In 2013, detainees at Central East Correctional Centre in Lindsay, ON, went on a hunger strike in protest of the conditions in which they were being held. At the time, Chak was finishing her master’s degree in architecture and was working on her thesis, which would become Undocumented. Chak had been searching for a connection between what she was studying and her grassroots organizing work. She was actively involved in political organizing through the End Immigration Detention Network, fielding phone calls from detainees at the Central East Correctional Centre and building public support for detainees. In her classes, Chak found that the few discussions on the architecture of incarceration were limited to improving or reforming prisons through design, whereas she wanted to talk about abolition.“There was no opportunity to really talk about questions of prison abolition or abolition of detention, because architects are concerned with improving conditions, creating ‘humane’ spaces, or saving the day, you know?” Chak says. “[Undocumented] was a big experiment. I actually stopped working in studio because there wasn’t the political or critical space to do this work – I just worked from my bedroom and stayed there for a long time. It’s very hard to get aspiring architects to imagine the ‘solution’ to be the absence of a building.”
Chak uses architectural tools not to propose “more ethical” prisons, but to critique the system in place. “I think the criminal justice system places a lot of emphasis on the deficits of people, as do psychiatric and medical models – that people be reformed or rehabilitated rather than think about their access to social services, mental health supports, or community.

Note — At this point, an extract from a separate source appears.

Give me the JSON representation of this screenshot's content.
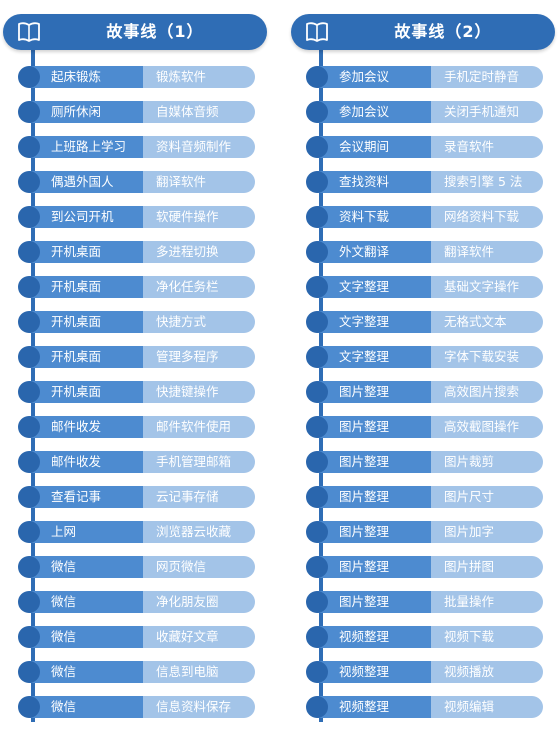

The system criminalizes and ‘deters’ migration rather than questioning why people are displaced in the first place and how Canada is complicit. Rather than constructing prisons and detention centres, we need to focus on building access to dignified means of life and all the things you need to survive as human beings.”
“It’s not a broken system to be fixed,” Chak says. “I think this message has been communicated in different ways – whether it’s through a loudspeaker on the streets or through images and text – and choosing images for me is also a way to think about how to make the message hopefully broader, more accessible.”